Did you catch that? What are we going to cut the first time we need that $6 billion, before the corporate welfare money starts coming back, professor?
Now, I it’s not like I think this is a reason to abandon the ideas in the book. This is how academics work: you publish the idea you’ve got, and let others build on it and patch the holes in it. Edison’s light bulb was useless until other people came along and tweaked and refined it and built the electrical grid. And yet — there the problem sits, unadressed.
But back to #Occupy. What’s next? Well, they’re getting real good about building web toys, which is cool I guess. Meanwhile, the people behind The99PercentDeclaration sent me an email yesterday saying they’re about to run out of money, so I guess they’re not plugged into $500,000 that the OWS people have on hand. The message: for now the medium is the message. Here’s Eugene Robinson doing a pretty good job of spinning all this into something positive. For right now, that’s the best we’re going to get. But yeah, I’m afraid that it’ll be like Slavoj Žižek said:
The only thing I’m afraid of is that we will someday just go home and then we will meet once a year, drinking beer, and nostaligically remembering “What a nice time we had here.”

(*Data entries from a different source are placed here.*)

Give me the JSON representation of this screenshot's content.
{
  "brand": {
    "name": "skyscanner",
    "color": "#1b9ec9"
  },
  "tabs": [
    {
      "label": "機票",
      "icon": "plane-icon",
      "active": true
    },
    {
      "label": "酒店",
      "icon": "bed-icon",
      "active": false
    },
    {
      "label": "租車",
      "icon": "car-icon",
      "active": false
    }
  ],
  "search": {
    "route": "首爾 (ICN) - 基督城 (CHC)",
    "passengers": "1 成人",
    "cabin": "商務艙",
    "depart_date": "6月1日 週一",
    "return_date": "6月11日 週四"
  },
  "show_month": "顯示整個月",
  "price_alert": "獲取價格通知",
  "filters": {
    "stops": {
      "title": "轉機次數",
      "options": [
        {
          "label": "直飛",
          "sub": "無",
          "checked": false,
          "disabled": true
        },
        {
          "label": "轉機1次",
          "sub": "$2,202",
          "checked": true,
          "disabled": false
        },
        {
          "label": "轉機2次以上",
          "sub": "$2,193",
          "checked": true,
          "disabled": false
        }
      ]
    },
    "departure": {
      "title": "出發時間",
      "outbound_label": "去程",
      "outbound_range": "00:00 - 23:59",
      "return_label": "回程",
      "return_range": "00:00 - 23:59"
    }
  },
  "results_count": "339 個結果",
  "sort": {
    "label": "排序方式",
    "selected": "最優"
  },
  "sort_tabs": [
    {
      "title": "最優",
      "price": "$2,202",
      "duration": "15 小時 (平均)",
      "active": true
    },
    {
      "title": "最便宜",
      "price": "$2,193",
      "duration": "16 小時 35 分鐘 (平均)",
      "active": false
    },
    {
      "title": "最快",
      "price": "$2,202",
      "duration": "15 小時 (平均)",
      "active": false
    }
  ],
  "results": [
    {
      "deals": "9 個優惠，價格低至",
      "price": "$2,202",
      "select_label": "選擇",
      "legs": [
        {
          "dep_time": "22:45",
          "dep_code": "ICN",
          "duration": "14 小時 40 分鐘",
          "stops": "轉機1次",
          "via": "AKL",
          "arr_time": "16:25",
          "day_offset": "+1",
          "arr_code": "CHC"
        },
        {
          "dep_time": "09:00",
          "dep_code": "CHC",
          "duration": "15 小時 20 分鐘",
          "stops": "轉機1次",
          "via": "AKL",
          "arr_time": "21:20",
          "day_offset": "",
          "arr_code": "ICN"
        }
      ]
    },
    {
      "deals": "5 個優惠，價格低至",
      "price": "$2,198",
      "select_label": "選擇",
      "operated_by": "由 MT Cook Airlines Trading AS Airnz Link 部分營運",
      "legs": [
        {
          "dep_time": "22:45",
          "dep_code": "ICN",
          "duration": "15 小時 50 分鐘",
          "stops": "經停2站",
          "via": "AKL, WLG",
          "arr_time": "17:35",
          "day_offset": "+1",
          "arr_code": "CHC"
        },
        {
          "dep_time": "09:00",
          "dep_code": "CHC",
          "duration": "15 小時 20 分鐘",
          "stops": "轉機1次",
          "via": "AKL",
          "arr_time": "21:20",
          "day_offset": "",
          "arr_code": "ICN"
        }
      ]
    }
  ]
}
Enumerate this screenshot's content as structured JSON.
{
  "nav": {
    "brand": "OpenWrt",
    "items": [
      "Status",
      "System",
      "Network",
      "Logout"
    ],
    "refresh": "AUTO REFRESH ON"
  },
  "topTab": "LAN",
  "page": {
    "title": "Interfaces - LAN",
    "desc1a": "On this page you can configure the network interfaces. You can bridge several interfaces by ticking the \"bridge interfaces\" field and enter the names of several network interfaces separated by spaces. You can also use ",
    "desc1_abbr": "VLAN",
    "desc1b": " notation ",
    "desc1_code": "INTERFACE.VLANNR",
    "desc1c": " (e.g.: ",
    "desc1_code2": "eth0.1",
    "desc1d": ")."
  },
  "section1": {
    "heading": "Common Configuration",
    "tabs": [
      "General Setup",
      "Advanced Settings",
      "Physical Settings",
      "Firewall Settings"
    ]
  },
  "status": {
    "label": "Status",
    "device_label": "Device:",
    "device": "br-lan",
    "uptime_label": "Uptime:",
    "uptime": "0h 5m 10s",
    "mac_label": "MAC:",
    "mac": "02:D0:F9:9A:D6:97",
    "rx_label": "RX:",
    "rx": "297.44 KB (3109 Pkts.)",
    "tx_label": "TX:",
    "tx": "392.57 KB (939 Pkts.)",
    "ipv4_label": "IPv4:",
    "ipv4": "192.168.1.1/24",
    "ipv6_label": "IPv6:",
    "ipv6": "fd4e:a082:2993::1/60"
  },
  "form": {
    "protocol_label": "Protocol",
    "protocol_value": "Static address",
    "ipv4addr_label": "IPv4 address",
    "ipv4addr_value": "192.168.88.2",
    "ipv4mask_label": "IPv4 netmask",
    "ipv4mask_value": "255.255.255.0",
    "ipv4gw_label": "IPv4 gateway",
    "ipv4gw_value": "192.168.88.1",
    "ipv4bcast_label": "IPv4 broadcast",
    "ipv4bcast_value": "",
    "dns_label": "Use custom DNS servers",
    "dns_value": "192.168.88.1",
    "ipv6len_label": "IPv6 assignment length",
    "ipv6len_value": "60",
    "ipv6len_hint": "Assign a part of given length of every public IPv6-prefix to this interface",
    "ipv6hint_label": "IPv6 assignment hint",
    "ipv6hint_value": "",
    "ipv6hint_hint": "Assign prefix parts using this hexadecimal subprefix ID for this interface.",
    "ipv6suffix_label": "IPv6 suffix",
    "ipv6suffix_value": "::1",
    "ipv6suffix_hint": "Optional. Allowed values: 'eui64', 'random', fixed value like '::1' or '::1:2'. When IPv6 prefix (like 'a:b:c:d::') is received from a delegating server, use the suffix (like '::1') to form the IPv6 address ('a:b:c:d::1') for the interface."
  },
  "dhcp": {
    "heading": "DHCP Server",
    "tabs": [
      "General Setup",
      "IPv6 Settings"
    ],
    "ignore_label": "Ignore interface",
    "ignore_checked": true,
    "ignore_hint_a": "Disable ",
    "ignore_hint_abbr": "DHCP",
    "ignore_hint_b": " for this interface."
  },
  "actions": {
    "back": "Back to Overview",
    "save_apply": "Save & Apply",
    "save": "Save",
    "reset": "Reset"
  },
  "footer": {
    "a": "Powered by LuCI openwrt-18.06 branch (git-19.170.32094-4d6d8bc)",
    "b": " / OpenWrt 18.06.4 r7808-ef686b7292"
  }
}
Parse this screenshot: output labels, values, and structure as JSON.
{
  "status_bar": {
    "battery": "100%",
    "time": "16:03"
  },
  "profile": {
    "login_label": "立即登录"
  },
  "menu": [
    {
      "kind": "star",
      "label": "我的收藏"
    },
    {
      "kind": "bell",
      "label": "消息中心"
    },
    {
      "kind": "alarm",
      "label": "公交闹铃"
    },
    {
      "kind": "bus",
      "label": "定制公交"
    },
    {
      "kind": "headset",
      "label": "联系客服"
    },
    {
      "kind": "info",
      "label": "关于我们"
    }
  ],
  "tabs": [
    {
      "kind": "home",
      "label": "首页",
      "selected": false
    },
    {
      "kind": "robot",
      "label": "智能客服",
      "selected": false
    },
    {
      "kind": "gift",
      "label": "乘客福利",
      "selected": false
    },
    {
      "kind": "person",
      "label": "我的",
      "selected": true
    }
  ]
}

And BTW, since you people are not listening to my podcast, you should check out yesterday’s Slate Gabfest, which is absurdly smart on #Occupy.
Image above is from a CBS live stream, via a screengrab on The Atlantic Wire.
“…almost every voter pays at least $50 in some form of federal taxes.”
Where did he get that statistic? Even assuming its accuracy, what does this mean in practical terms — that only voters are eligible for this “democracy voucher”? So it’s an incentive to vote, too? And now when people vote they request some kind of receipt from the poll worker to file with their tax returns, and the IRS issues, what, checks that have to be spent on campaigns? Anybody see any expensive bureaucracy here and opportunity for fraud on a massive basis?
And this buys what — some asshat’s idiotic campaign literature and radio ads? The ones that when I see I throw away, and when I hear I shut off before exposure to them ruins my whole day? Is this fucking serious?
Only a slippered academic with no grounding in practical reality would concoct such a hare-brained scheme. What an imbecile he is. I can’t believe responsible adults allow their vulnerable college-age children to be exposed to him.